POSTCARD#384: Bangkok: Nothing is what it seems to be, indeed there are times when everything is so much not what we think it is, there can’t be any assumptions, we need to step back and just let it get on with it, whatever. Language has a naming function, creating nouns everywhere, tending towards a ‘Self’, endowed with an apparent identity. Mostly they are enhanced adjectives exploring the quality of ‘things’, and others are becoming verbs where the ‘doing’ needs to take place.

There’s just so much I could write today, things unfolding before my eyes. I make a mental note of these words, and they’re replaced by more recent words and what I was trying to remember before the new words arrived is forgotten. It’s a bit hectic at times but there seems to be energy coming from somewhere that helps me find the forgotten words and see if they fit in this context as well as the upgraded set.

The ‘world’ passes through me, data processed by way of the sensory entry points; eye, ear, nose, skin, tongue, and the cognitive mind. I am a manifestation of awareness. It’s all registered, processed; memory updated, and happens so fast that trying to find words to say something about the system itself results in slo-mo action replays interrupting what’s going on in present time, and I have to catch up afterwards, because everything has meanwhile moved on.

Pause button; a small bell rings, ‘ting!’ Awareness aware of itself, the cognitive mind as a sensory organ, the Buddhist sixth sense. The process itself chooses the sound – or the sound chooses the framework provided by the process. There is only ‘ting!’ and no ‘me’ doing the choosing. Elsewhere, the words, the thought, the concept, all arise because it’s in their nature to do that – they’re systems. I don’t breathe the air, the air breathes me. I am not looking out through my eyes at the world, the world is looking in through my eyes at me (except there’s no ‘me’ in here). No subject, just the system, processes, and how things are done. The world is seen, sounds are heard, food is tasted, words are spoken, things are done but there is no do-er.

Note: I use personal pronouns because it’s convenient. Let’s see… I’m getting ahead of myself. The headache I live with and the pain meds to cope with it seem altogether more manageable than in the early days. Looking back on notes made 4-5 years ago, the thing that has changed is I haven’t been focusing on not having the pain. The mind seems to have given up the battle, and the pain of denial has vanished. It’s this part about the mind having ‘given up the battle’, and the allowing of it, rather than fighting against it… there’s some easing, some lessening around this contemplation.

I’m aware that there is a headache beginning but it doesn’t bother me now because I know that most of it is insulated thanks to the pain meds. The pain that gets through the insulation is bearable, acceptable at the moment. There’s something about this kind of pain management that I didn’t notice before, not until I started the 3 day diet and the discomfort of hunger pangs came along.

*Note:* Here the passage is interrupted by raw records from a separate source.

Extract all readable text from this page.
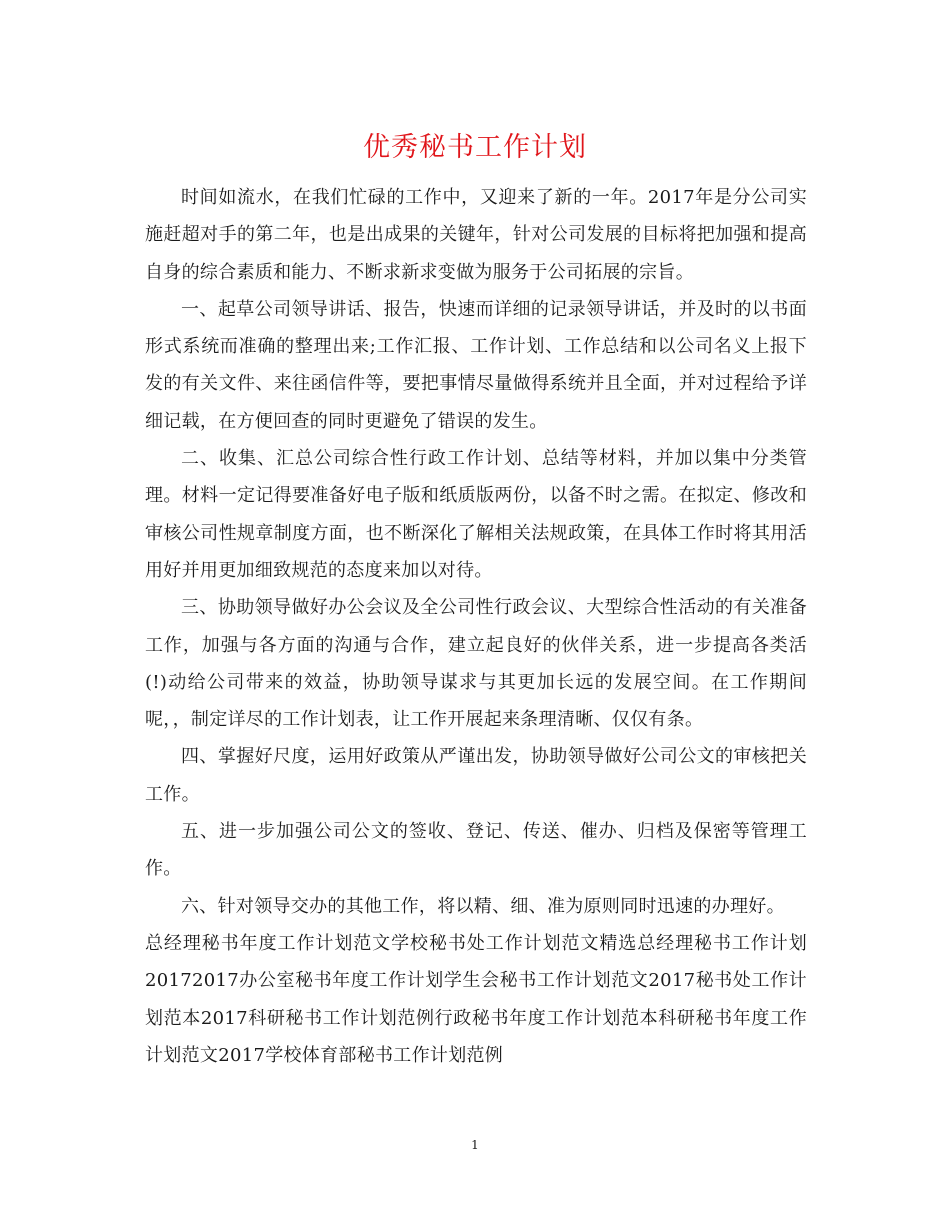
优秀秘书工作计划

时间如流水，在我们忙碌的工作中，又迎来了新的一年。2017年是分公司实施赶超对手的第二年，也是出成果的关键年，针对公司发展的目标将把加强和提高自身的综合素质和能力、不断求新求变做为服务于公司拓展的宗旨。

一、起草公司领导讲话、报告，快速而详细的记录领导讲话，并及时的以书面形式系统而准确的整理出来;工作汇报、工作计划、工作总结和以公司名义上报下发的有关文件、来往函信件等，要把事情尽量做得系统并且全面，并对过程给予详细记载，在方便回查的同时更避免了错误的发生。

二、收集、汇总公司综合性行政工作计划、总结等材料，并加以集中分类管理。材料一定记得要准备好电子版和纸质版两份，以备不时之需。在拟定、修改和审核公司性规章制度方面，也不断深化了解相关法规政策，在具体工作时将其用活用好并用更加细致规范的态度来加以对待。

三、协助领导做好办公会议及全公司性行政会议、大型综合性活动的有关准备工作，加强与各方面的沟通与合作，建立起良好的伙伴关系，进一步提高各类活(!)动给公司带来的效益，协助领导谋求与其更加长远的发展空间。在工作期间呢，，制定详尽的工作计划表，让工作开展起来条理清晰、仅仅有条。

四、掌握好尺度，运用好政策从严谨出发，协助领导做好公司公文的审核把关工作。

五、进一步加强公司公文的签收、登记、传送、催办、归档及保密等管理工作。

六、针对领导交办的其他工作，将以精、细、准为原则同时迅速的办理好。

总经理秘书年度工作计划范文学校秘书处工作计划范文精选总经理秘书工作计划20172017办公室秘书年度工作计划学生会秘书工作计划范文2017秘书处工作计划范本2017科研秘书工作计划范例行政秘书年度工作计划范本科研秘书年度工作计划范文2017学校体育部秘书工作计划范例

1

I wrote about this in an earlier post titled: bhavaṅga. It was easy for me to tolerate the aches and pains of being hungry because I’d been tolerating a level of pain from the headaches for years. Also managing the headache with pain meds helped insulate the hunger pangs. I found I was motivated to go on with it due to the novelty of tolerating the hunger pangs at the same time as tolerating the headaches… it was interesting, inspiring and more needs to be said about this.

Not right now however… that headache, earlier, I said I was insulated against thanks to the pain meds? Well I have to give it my full attention now; feed it with more pain meds and hopefully it’ll pass. These serious headaches sometimes can’t be held back, and it’s a whole day in a darkened room, no phone because it’s to bright. I have to stop writing now.